Me tranquilizaba saber qué iba a ocurrir, paso a paso, con antelación. Recuerdo el olor íntimo del agua. La espuma densa que dejaba la pastilla de jabón flotando en la superficie. Me parecía mágica la largura de su pelo plateado antes de recogerlo en un moño bajo con horquillas. Luego colocaba un par de peinecillos a los lados de su raya y, yo pensaba: «¿será por eso por lo que prefiero la raya al lado?».
Con mirada infantil, la contemplaba encandilada en dos planos: el real y el reflejado en el pequeño espejo enmarcado en plástico. Para terminar la ceremonia, empolvaba su cara con la polvera de Maderas de Oriente. Su mirada gastada seguía siendo hermosa con aquellos grandes ojos verde aceituna. A veces, cuando acababa de acicalarse, íbamos a la plaza de abastos donde me compraba bolas de anís en mi puesto favorito, el de las especias.

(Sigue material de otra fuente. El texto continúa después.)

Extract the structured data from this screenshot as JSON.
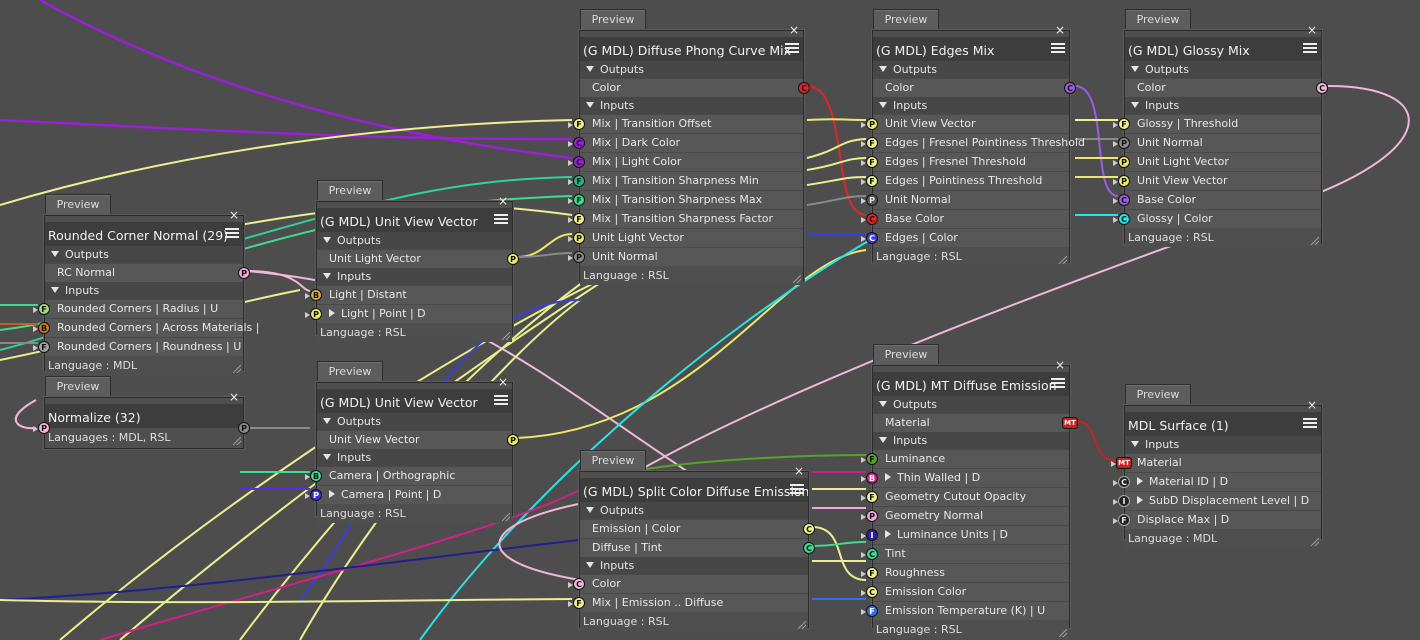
{
  "preview_label": "Preview",
  "sections": {
    "outputs": "Outputs",
    "inputs": "Inputs"
  },
  "nodes": {
    "rounded": {
      "title": "Rounded Corner Normal (29)",
      "outputs": [
        "RC Normal"
      ],
      "inputs": [
        "Rounded Corners | Radius  | U",
        "Rounded Corners | Across Materials  |",
        "Rounded Corners | Roundness  | U"
      ],
      "language": "Language : MDL"
    },
    "normalize": {
      "title": "Normalize (32)",
      "language": "Languages : MDL, RSL"
    },
    "uvv1": {
      "title": "(G MDL) Unit View Vector",
      "outputs": [
        "Unit Light Vector"
      ],
      "inputs": [
        "Light | Distant",
        "Light | Point  | D"
      ],
      "language": "Language : RSL"
    },
    "uvv2": {
      "title": "(G MDL) Unit View Vector",
      "outputs": [
        "Unit View Vector"
      ],
      "inputs": [
        "Camera | Orthographic",
        "Camera | Point  | D"
      ],
      "language": "Language : RSL"
    },
    "phong": {
      "title": "(G MDL) Diffuse Phong Curve Mix",
      "outputs": [
        "Color"
      ],
      "inputs": [
        "Mix | Transition Offset",
        "Mix | Dark Color",
        "Mix | Light Color",
        "Mix | Transition Sharpness Min",
        "Mix | Transition Sharpness Max",
        "Mix | Transition Sharpness Factor",
        "Unit Light Vector",
        "Unit Normal"
      ],
      "language": "Language : RSL"
    },
    "edges": {
      "title": "(G MDL) Edges Mix",
      "outputs": [
        "Color"
      ],
      "inputs": [
        "Unit View Vector",
        "Edges | Fresnel Pointiness Threshold",
        "Edges | Fresnel Threshold",
        "Edges | Pointiness Threshold",
        "Unit Normal",
        "Base Color",
        "Edges | Color"
      ],
      "language": "Language : RSL"
    },
    "glossy": {
      "title": "(G MDL) Glossy Mix",
      "outputs": [
        "Color"
      ],
      "inputs": [
        "Glossy | Threshold",
        "Unit Normal",
        "Unit Light Vector",
        "Unit View Vector",
        "Base Color",
        "Glossy | Color"
      ],
      "language": "Language : RSL"
    },
    "split": {
      "title": "(G MDL) Split Color Diffuse Emission",
      "outputs": [
        "Emission | Color",
        "Diffuse | Tint"
      ],
      "inputs": [
        "Color",
        "Mix | Emission .. Diffuse"
      ],
      "language": "Language : RSL"
    },
    "emission": {
      "title": "(G MDL) MT Diffuse Emission",
      "outputs": [
        "Material"
      ],
      "inputs": [
        "Luminance",
        "Thin Walled  | D",
        "Geometry Cutout Opacity",
        "Geometry Normal",
        "Luminance Units  | D",
        "Tint",
        "Roughness",
        "Emission Color",
        "Emission Temperature (K)  | U"
      ],
      "language": "Language : RSL"
    },
    "surface": {
      "title": "MDL Surface (1)",
      "inputs": [
        "Material",
        "Material ID  | D",
        "SubD Displacement Level  | D",
        "Displace Max  | D"
      ],
      "language": "Language : MDL"
    }
  },
  "port_letters": {
    "float": "F",
    "color": "C",
    "point": "P",
    "bool": "B",
    "int": "I",
    "material": "MT"
  },
  "colors": {
    "background": "#4d4d4d",
    "float": "#e9f08d",
    "color_purple": "#9b1fd6",
    "color_pink": "#f2b8d8",
    "point": "#ebe96a",
    "point_pink": "#f0a8dc",
    "green": "#3fdc8e",
    "red": "#e02626",
    "blue": "#3d3dde",
    "cyan": "#2ae3e3"
  }
}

Su ritual de arreglo, lento y paciente, es el recordatorio de quien confía en que cada día puede recomenzar. Escribir también es un ritual y, aunque me tiemble el ánimo y el pulso, puedo repetirlo como ella repetía el suyo. Sobre el escritorio, eso hago. Escribo palabras una detrás de otra, como ella colocaba las horquillas en su moño.
Palabra de cinco letras. Responde a mi aprensión de no conseguir realizar la tarea, escribir un relato correcto, ante un público desconocido, a tiempo para el taller.
¿La habéis adivinado? La palabra es —«M I E D O»—. Como si cada vez que escribiera fuera la primera. «¿Se me pasará alguna vez? ¿A vosotros os pasa?»
Tal vez por eso sigo buscando la foto de mi abuela porque en su mirada cabía todo menos miedo.